Floating Gable House
2024
A curious proposition: design a house on a tennis court adjacent to the existing family home. A found site within a site. Intuitively, we understood our Client’s implied desire not to severe connections to the street, neighbours or community. Rather, a desire to continue memories of place through the architecture.
The cardinal idea for Floating Gable House was to allow light to instruct the plan. We mapped the available light entering the Site, then intuitively painted the plan with a palette of light, translucency and surface in mind. Landscape connects the house to the site. The remnant tennis court fencing was retained at the periphery and re-imagined as a drawn green curtain providing privacy and displays of seasonal colour.
Intuitively, we understood our Client’s brief implied a desire not to severe connections to the street, neighbours and community. Instead, to provide continuity to the memories of place through the new architecture.

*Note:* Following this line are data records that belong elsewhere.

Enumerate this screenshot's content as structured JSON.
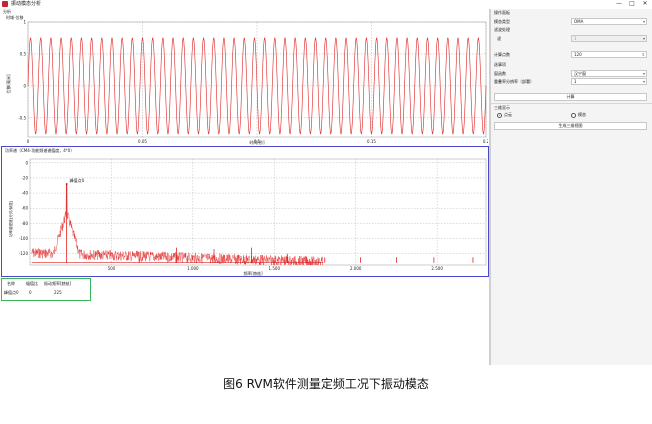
{
  "window": {
    "title": "振动模态分析",
    "min_label": "—",
    "max_label": "□",
    "close_label": "✕"
  },
  "time_chart": {
    "panel_label": "分析",
    "title": "时域-位移",
    "xlabel": "时间[秒]",
    "ylabel": "位移[毫米]",
    "x_ticks": [
      "0",
      "0.05",
      "0.1",
      "0.15",
      "0.2"
    ],
    "y_ticks": [
      "1",
      "0.5",
      "0",
      "-0.5"
    ]
  },
  "spectrum_chart": {
    "panel_label": "功率谱（CM4-功能频谱谱值度，4*0）",
    "xlabel": "频率[赫兹]",
    "ylabel": "功率谱密度[分贝/赫兹]",
    "x_ticks": [
      "500",
      "1.000",
      "1.500",
      "2.000",
      "2.500"
    ],
    "y_ticks": [
      "0",
      "-20",
      "-40",
      "-60",
      "-80",
      "-100",
      "-120"
    ],
    "peak_label": "峰值点0"
  },
  "chart_data": [
    {
      "type": "line",
      "title": "时域-位移",
      "xlabel": "时间[秒]",
      "ylabel": "位移[毫米]",
      "xlim": [
        0,
        0.2
      ],
      "ylim": [
        -0.8,
        1.0
      ],
      "series": [
        {
          "frequency_hz": 225,
          "amplitude": 0.75,
          "offset": 0.0
        }
      ]
    },
    {
      "type": "line",
      "xlabel": "频率[赫兹]",
      "ylabel": "功率谱密度[分贝/赫兹]",
      "xlim": [
        0,
        2800
      ],
      "ylim": [
        -135,
        5
      ],
      "peak": {
        "x": 225,
        "y": -28,
        "label": "峰值点0"
      },
      "harmonic_spikes": [
        {
          "x": 670,
          "y": -118
        },
        {
          "x": 900,
          "y": -112
        },
        {
          "x": 1130,
          "y": -114
        },
        {
          "x": 1360,
          "y": -112
        },
        {
          "x": 1580,
          "y": -120
        },
        {
          "x": 1810,
          "y": -125
        },
        {
          "x": 2030,
          "y": -125
        },
        {
          "x": 2250,
          "y": -125
        },
        {
          "x": 2480,
          "y": -125
        },
        {
          "x": 2720,
          "y": -125
        }
      ]
    }
  ],
  "settings": {
    "panel_title": "操作面板",
    "mode_type_label": "模态类型",
    "mode_type_value": "OMA",
    "pre_process_label": "滤波处理",
    "pre_process_sub_label": "滤",
    "pre_process_value": "1",
    "calc_points_label": "计算点数",
    "calc_points_value": "120",
    "filter_group_label": "选事项",
    "window_label": "窗函数",
    "window_value": "汉宁窗",
    "overlap_label": "重叠率分辨率（部署）",
    "overlap_value": "1",
    "calc_button": "计算",
    "display_group_label": "三维显示",
    "radio_a": "点云",
    "radio_b": "模态",
    "generate_button": "生成三维视图"
  },
  "result_table": {
    "headers": [
      "名称",
      "幅值比",
      "振动频率[赫兹]"
    ],
    "rows": [
      [
        "峰值点0",
        "0",
        "225"
      ]
    ]
  },
  "caption": "图6 RVM软件测量定频工况下振动模态"
}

Despite the cultural weight which the iconic Queenslander roof carries within our city, we find the experience of the roof is typically absent within the local vernacular architecture. The vaulted presence of the expressed pitched roof is integral to the experience at Floating Gable House, inspired in part by the physical and social structures of the Asian longhouse typology and the idea of ‘lives lived shared under one roof’.
Floating Gable House continues our applied research into the synergy between the Queenslander house and contemporary Japanese house typology, in this instance as it applies to a narrow infill lot.